Sí, hoy soplan buenos vientos para el Pedo” - fue lo más que pudo acotar antes
que el salón irrumpiera en cataratas de pedorretas (se llamaban así los gritos
de guerra del Pedo: “¡Con el Pedo yo sí puedo!”, o ese otro, “¡Con el Pedo sí
me atrevo!”). Y es que el Pedo era la sensación del momento. El nombre de la
agrupación surgió de forma espontánea cuando Alfredo, el mismo autor del credo
del Pedo, una vez afirmó que su máxima aspiración era formar un partido
estudiantil democráticamente orientado. “Oye, Alfredo - le preguntó contento
Sigifredo- “¿lo notaste? ¿Te diste cuenta de lo que acabas de hacer?” “¿Qué
sucede, Sigifredo?
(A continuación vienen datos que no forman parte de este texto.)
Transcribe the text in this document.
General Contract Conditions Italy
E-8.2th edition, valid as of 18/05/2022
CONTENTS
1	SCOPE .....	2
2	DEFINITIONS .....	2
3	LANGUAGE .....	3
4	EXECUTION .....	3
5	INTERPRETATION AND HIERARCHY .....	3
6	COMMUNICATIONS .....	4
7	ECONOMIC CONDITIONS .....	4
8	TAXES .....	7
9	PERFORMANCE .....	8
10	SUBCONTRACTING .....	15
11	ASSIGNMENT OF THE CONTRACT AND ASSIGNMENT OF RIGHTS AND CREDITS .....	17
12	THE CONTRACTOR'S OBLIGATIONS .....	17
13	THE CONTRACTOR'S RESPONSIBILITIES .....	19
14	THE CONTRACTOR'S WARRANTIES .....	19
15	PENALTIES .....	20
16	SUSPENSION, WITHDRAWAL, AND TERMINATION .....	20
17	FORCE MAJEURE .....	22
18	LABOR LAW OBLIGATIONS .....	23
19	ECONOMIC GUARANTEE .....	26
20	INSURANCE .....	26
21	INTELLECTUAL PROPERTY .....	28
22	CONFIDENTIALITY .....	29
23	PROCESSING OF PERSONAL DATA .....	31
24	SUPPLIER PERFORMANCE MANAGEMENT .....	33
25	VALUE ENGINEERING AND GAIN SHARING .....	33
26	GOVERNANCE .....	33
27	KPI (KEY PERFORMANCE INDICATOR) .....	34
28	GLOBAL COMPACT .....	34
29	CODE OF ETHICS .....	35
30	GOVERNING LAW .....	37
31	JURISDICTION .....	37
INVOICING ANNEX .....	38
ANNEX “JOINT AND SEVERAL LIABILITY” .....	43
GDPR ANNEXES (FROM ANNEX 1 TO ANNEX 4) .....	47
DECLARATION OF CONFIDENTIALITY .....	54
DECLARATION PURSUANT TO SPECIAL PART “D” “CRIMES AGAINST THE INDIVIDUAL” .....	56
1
No comprendo” - contestó Alfredo con modestia. “Es que sin
querer acaban de surgir de tu boca las iniciales perfectas para nuestro
movimiento: P-E-D-O", celebró Sigifredo con zalamería a su tan admirado
Alfredo. Comenzó así un crecimiento exponencial de las ideas del Pedo: llenaron
todos los espacios. Igual que un gas que tiende a expandirse y se caracteriza
por su baja densidad, el credo del Pedo llegó a cada rincón de la universidad
(ciencias, artes y humanidades). Tuvieron un despegar meteórico. “Pero, aun así,
jamás me confiaré del meteorismo”, afirmaba con humildad y sabiduría uno de sus
máximos líderes. Al momento del conteo, todos apostaban por el Pedo. Como
mantras, Alfredo y Sigifredo repetían sus pedorretas: “¡Con el Pedo yo sí
puedo! ¡Con el Pedo sí me atrevo!” Pero los números son indesmentibles y por
ocho votos, no llegaron a la presidencia. Al día siguiente, todo se había
evaporado, todo se deshacía como en un sueño. El Pedo no logró solidificarse y,
como tantas otras cosas, se extinguió para siempre cual fluido.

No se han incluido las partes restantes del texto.